Transcranial brain stimulation: Past and future

John Rothwell 1,
PMCID: PMC7058222  PMID: 32166172

Abstract

This article provides a brief summary of the history of transcranial methods for stimulating the human brain in conscious volunteers and reviews the methodology and physiology of transcranial magnetic stimulation and transcranial direct current stimulation. The former stimulates neural axons and generates action potentials and synaptic activity, whereas the latter polarises the membrane potential of neurones and changes their sensitivity to ongoing synaptic inputs. When coupled with brain imaging methods such as functional magnetic resonance imaging or electroencephalography, transcranial magnetic stimulation can be used to chart connectivity within the brain. In addition, because it induces artificial patterns of activity that interfere with ongoing information processing within a cortical area, it is frequently used in cognitive psychology to produce a short-lasting ‘virtual lesion’. Both transcranial magnetic stimulation and transcranial direct current stimulation can produce short-lasting changes in synaptic excitability and associated changes in behaviour that are presently the source of much research for their therapeutic potential.

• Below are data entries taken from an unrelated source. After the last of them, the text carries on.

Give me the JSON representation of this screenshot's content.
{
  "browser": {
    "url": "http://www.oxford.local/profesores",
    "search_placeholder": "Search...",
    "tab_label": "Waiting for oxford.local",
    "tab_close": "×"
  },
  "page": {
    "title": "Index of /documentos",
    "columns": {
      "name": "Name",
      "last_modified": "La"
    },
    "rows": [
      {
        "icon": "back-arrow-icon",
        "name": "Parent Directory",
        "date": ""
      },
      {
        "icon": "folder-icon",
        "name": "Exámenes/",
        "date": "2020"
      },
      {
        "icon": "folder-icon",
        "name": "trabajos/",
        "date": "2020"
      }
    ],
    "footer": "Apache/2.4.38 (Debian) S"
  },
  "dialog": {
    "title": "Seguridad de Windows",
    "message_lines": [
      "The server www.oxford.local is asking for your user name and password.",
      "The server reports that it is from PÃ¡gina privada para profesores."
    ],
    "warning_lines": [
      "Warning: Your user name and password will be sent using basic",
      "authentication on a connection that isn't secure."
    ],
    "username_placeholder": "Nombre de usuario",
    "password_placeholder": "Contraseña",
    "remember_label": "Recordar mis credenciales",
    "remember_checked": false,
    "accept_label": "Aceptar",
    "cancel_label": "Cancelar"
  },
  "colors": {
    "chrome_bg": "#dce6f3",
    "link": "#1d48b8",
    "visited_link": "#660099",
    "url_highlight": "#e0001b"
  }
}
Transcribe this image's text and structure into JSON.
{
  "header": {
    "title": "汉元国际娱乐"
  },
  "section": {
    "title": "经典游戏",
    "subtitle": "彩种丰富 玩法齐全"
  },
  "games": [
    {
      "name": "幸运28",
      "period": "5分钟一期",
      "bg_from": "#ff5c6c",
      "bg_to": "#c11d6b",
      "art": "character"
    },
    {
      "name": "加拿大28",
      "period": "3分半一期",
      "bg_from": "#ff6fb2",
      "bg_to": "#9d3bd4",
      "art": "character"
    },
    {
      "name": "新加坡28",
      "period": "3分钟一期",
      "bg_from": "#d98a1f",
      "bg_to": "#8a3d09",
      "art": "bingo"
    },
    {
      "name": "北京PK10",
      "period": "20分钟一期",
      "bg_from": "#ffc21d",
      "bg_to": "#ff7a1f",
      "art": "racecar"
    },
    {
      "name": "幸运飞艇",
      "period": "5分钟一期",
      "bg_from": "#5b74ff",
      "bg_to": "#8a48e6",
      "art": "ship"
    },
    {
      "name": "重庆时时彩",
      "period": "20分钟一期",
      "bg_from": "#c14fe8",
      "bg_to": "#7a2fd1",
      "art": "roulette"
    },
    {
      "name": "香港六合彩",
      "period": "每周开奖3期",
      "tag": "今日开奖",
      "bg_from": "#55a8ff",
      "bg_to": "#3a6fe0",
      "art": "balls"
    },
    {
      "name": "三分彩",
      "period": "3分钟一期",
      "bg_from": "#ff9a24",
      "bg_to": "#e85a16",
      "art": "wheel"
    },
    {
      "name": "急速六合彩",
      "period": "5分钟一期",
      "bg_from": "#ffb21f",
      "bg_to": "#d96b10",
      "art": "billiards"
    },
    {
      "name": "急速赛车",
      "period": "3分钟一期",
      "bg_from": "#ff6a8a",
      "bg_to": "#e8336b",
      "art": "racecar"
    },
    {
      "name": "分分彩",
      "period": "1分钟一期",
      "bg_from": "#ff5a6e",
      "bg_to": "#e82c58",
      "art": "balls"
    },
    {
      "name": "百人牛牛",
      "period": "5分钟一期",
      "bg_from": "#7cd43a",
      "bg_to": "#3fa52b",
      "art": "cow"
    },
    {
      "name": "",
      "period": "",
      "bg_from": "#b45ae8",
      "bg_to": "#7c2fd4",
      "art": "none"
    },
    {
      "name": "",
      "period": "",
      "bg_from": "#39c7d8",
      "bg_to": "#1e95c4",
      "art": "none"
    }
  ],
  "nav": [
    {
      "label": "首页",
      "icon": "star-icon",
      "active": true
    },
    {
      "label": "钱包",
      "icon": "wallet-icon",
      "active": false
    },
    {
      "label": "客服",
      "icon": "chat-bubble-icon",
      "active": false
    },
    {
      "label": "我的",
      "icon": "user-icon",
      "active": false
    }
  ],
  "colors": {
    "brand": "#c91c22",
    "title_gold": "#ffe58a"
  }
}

Keywords: Transcranial magnetic stimulation, transcranial direct current stimulation, virtual lesion, synaptic plasticity

Early beginnings

The first modern experiments on brain stimulation were carried out on dogs by Fritz and Hitzig in Germany and on primates by Ferrier in the United Kingdom. The experimenters removed the skull and showed that electrical stimulation of central areas of cortex produced movements of the opposite side of the body. It was only a few years after these observations in animals that an American surgeon, Roberts Bartholow, used faradic stimulation (a form of alternating current) for the first time on the human brain. In 1874, he stimulated the exposed central region of the cerebral cortex in a patient whose scalp had been eroded by a tumour and produced movements and localised sensations of the opposite side of the body (see details in Harris and Almerigi (2009)). In the early 20th century, neurosurgeons began to use localised cortical stimulation more routinely to localise ‘eloquent’ areas of the brain that they might wish to avoid during surgical procedures.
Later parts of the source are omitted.